Some tiny background:
The reflection coefficient, \$Γ\$ can be calculated according to this formula:
$$Γ=\frac{Z_L-Z_S}{Z_L+Z_S}$$
For a transmission line, \$Z_S\$ is the impedance of the transmission line and \$Z_L\$ is the input impedance seen from the transmission line.
If you are using a closed stub on the transmission line, then \$Z_L\$ is 0 which results in \$Γ\$ being -1. A total negative reflection occurs. If you are using an open stub then \$Γ\$ becomes 1. A total reflection occurs.
For a rope, \$Z_S\$ is the impedance of the rope the signal is entering and \$Z_L\$ is the impedance of the other thing connecting it. If you try to whip the rope when the other end of the rope is connected to something fixed, like a building, then the impedance of the wall is 0, \$Γ\$ becomes -1 and you get a total reflection. If you whip and there's nothing connecting the other end of the rope then you get a total reflection. Right, nothing weird.
So the same equations can be used for both waveform mediums.
Here's an image of a rope being whipped, at the point where the rope goes from thin to thick, the \$Γ\$ is calculated which describes what should happen to the wave, how much that should be reflected back and how much that should go through.
As you can see with the red arrow, going from a thick medium to a thin medium increases the amplitude, and that's why a whip works, because you hold in the thick end and the whip gets smaller and smaller which makes the amplitude of the wave so much higher and higher, amplified several hundreds of times.
In a transmission line, the same thing happen as in the above image if you got two transmission lines facing each other with different impedances.
Now, here's waldo, if I want to make a physical whip with a rope then I make sure to make the \$Z_S\$ to decrease from my handle to the other end of the rope, or I make \$Z_L\$ larger.
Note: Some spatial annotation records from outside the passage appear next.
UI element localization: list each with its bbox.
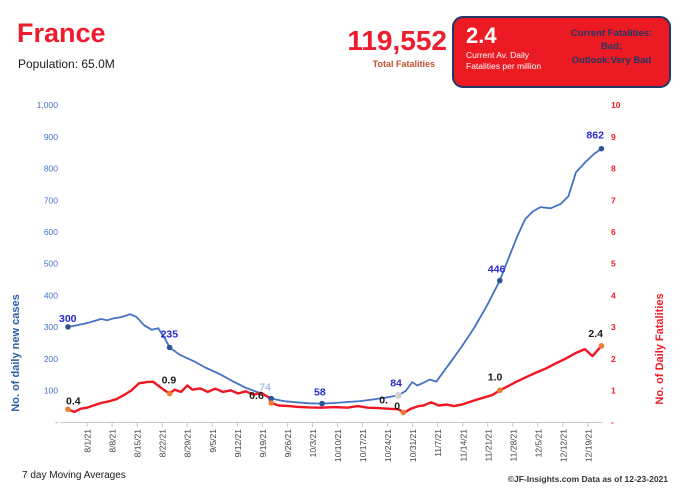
source-credit: ©JF-Insights.com Data as of 12-23-2021 bbox=[507, 474, 668, 484]
fatalities-marker bbox=[400, 409, 407, 416]
data-label: 84 bbox=[390, 377, 402, 389]
total-fatalities-label: Total Fatalities bbox=[372, 58, 435, 69]
chart-canvas: 8/1/21 8/8/21 8/15/21 8/22/21 8/29/21 9/5/21 9… bbox=[37, 100, 621, 462]
data-label: 58 bbox=[314, 387, 326, 399]
x-tick-label: 12/5/21 bbox=[533, 429, 543, 458]
y-left-tick-label: 1,000 bbox=[37, 100, 59, 110]
fatalities-marker bbox=[598, 343, 605, 349]
badge-left-column: 2.4 Current Av. Daily Fatalities per mil… bbox=[466, 24, 562, 82]
x-tick-label: 8/15/21 bbox=[133, 429, 143, 458]
y-right-tick-label: 5 bbox=[611, 259, 616, 269]
y-left-tick-label: - bbox=[55, 417, 58, 427]
y-right-tick-label: - bbox=[611, 417, 614, 427]
y-right-tick-label: 3 bbox=[611, 322, 616, 332]
x-tick-label: 8/8/21 bbox=[108, 429, 118, 453]
data-label: 300 bbox=[59, 313, 77, 325]
y-left-tick-label: 800 bbox=[44, 164, 58, 174]
data-label: 0.4 bbox=[66, 395, 81, 407]
x-tick-label: 10/10/21 bbox=[333, 429, 343, 462]
badge-status-line1: Current Fatalities: Bad; bbox=[570, 28, 653, 53]
x-tick-label: 8/22/21 bbox=[158, 429, 168, 458]
y-left-tick-label: 900 bbox=[44, 132, 58, 142]
cases-marker bbox=[497, 277, 503, 284]
fatalities-marker bbox=[268, 400, 275, 406]
data-label: 0 bbox=[394, 400, 400, 412]
y-left-axis-title: No. of daily new cases bbox=[10, 294, 22, 412]
y-left-tick-label: 500 bbox=[44, 259, 58, 269]
y-left-tick-label: 200 bbox=[44, 354, 58, 364]
cases-marker bbox=[319, 400, 325, 407]
x-tick-label: 9/19/21 bbox=[258, 429, 268, 458]
y-right-axis-title: No. of Daily Fatalities bbox=[654, 293, 666, 405]
x-tick-label: 8/29/21 bbox=[183, 429, 193, 458]
cases-marker bbox=[268, 395, 275, 402]
y-left-tick-label: 100 bbox=[44, 386, 58, 396]
x-tick-label: 12/19/21 bbox=[584, 429, 594, 462]
x-tick-label: 9/12/21 bbox=[233, 429, 243, 458]
cases-line bbox=[67, 147, 603, 405]
cases-marker-faded bbox=[394, 392, 402, 399]
population-subtitle: Population: 65.0M bbox=[18, 57, 115, 71]
y-right-tick-label: 9 bbox=[611, 132, 616, 142]
data-label: 0.6 bbox=[249, 390, 264, 402]
fatalities-marker bbox=[65, 406, 71, 413]
y-right-tick-label: 6 bbox=[611, 227, 616, 237]
total-fatalities-block: 119,552 Total Fatalities bbox=[302, 25, 447, 69]
y-right-tick-label: 2 bbox=[611, 354, 616, 364]
x-tick-label: 12/12/21 bbox=[558, 429, 568, 462]
daily-fatalities-per-million-value: 2.4 bbox=[466, 23, 497, 48]
y-right-tick-label: 10 bbox=[611, 100, 621, 110]
x-tick-label: 10/24/21 bbox=[383, 429, 393, 462]
y-right-tick-label: 1 bbox=[611, 386, 616, 396]
data-label: 74 bbox=[259, 382, 271, 394]
x-tick-label: 9/26/21 bbox=[283, 429, 293, 458]
fatalities-marker bbox=[166, 390, 173, 397]
y-right-tick-label: 7 bbox=[611, 195, 616, 205]
y-right-tick-label: 4 bbox=[611, 290, 616, 300]
y-left-tick-label: 300 bbox=[44, 322, 58, 332]
x-tick-label: 11/14/21 bbox=[458, 429, 468, 462]
x-tick-label: 8/1/21 bbox=[83, 429, 93, 453]
data-label: 0. bbox=[379, 394, 388, 406]
badge-status-text: Current Fatalities: Bad; Outlook:Very Ba… bbox=[562, 24, 661, 82]
x-tick-label: 10/17/21 bbox=[358, 429, 368, 462]
fatalities-marker bbox=[497, 387, 503, 394]
y-right-tick-label: 8 bbox=[611, 164, 616, 174]
data-label: 0.9 bbox=[162, 375, 177, 387]
x-tick-label: 10/3/21 bbox=[308, 429, 318, 458]
x-tick-label: 10/31/21 bbox=[408, 429, 418, 462]
data-label: 446 bbox=[488, 264, 506, 276]
page-title: France bbox=[17, 18, 106, 48]
x-tick-label: 11/21/21 bbox=[483, 429, 493, 462]
cases-marker bbox=[598, 145, 605, 152]
data-label: 862 bbox=[586, 130, 604, 142]
x-tick-label: 11/28/21 bbox=[508, 429, 518, 462]
cases-marker bbox=[166, 344, 173, 351]
badge-status-line2: Outlook:Very Bad bbox=[571, 54, 652, 66]
status-badge: 2.4 Current Av. Daily Fatalities per mil… bbox=[452, 16, 671, 88]
x-tick-label: 11/7/21 bbox=[433, 429, 443, 457]
y-left-tick-label: 600 bbox=[44, 227, 58, 237]
total-fatalities-value: 119,552 bbox=[347, 25, 447, 56]
badge-caption-line1: Current Av. Daily bbox=[466, 50, 529, 61]
cases-marker bbox=[65, 324, 71, 330]
data-label: 1.0 bbox=[488, 371, 503, 383]
y-left-tick-label: 400 bbox=[44, 290, 58, 300]
badge-caption-line2: Fatalities per million bbox=[466, 61, 542, 72]
x-tick-label: 9/5/21 bbox=[208, 429, 218, 453]
data-label: 2.4 bbox=[588, 328, 603, 340]
y-left-tick-label: 700 bbox=[44, 195, 58, 205]
moving-average-note: 7 day Moving Averages bbox=[22, 470, 126, 481]
data-label: 235 bbox=[161, 329, 179, 341]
Because then the red arrow effect in the image above appears. If I want the same thing to happen with my voltage in a conductor, I should do the same thing. How would that electrical whip look like?
I'm imagining that it would look like some kind of triangle /\ and at the bottom of the /\ triangle you apply some small voltage and at the top you get a massive voltage and possibly some corona appears if I would pulse a 9V battery to it. It would be wound in aluminum foil which would be grounded. Otherwise it's not a transmission line.
Another waldo appears, the reason for why I'm interested in this is because I've never seen any whip effect happen in a conductor, where a voltage grows larger and larger and larger the further it propagates the line. Also I'm a little bit certain that a directional antenna use the whip effect, though I'm not sure at all. And I would use it to turn pulses into ultra tall pulses to see if I can turn on MOSFET's ultra fast, much faster than what they are specified for.
EDIT1
Here's my understanding of how to design an "electrical whip".
I assume I need to shield it like a coaxial cable in order for it to act like a transmission line. And if I close the switch for a brief second => send a pulse, then \$V_x\$ should read something much higher than 5V. If it would've been a coaxial cable then it would've been close to 10 volt. Let's just say that the resistance at the end has the value 10k ohm. I'm mismatching the impedances on purpose.
It's a shame that I can't test this out right now.
EDIT2
Ferrite doesn't have high permittivity as far as I'm aware. Though it got high permeability
Copper powder got quite high permittivity because of the surface area and distance between the powder is small. Any conducting metal that is not iron or steel can be used as a powder instead for the copper powder I assume. Copper is chosen because of low permeability. The powder must not touch each other.
The electric whip got high permittivity at one end and high permeability at the other end.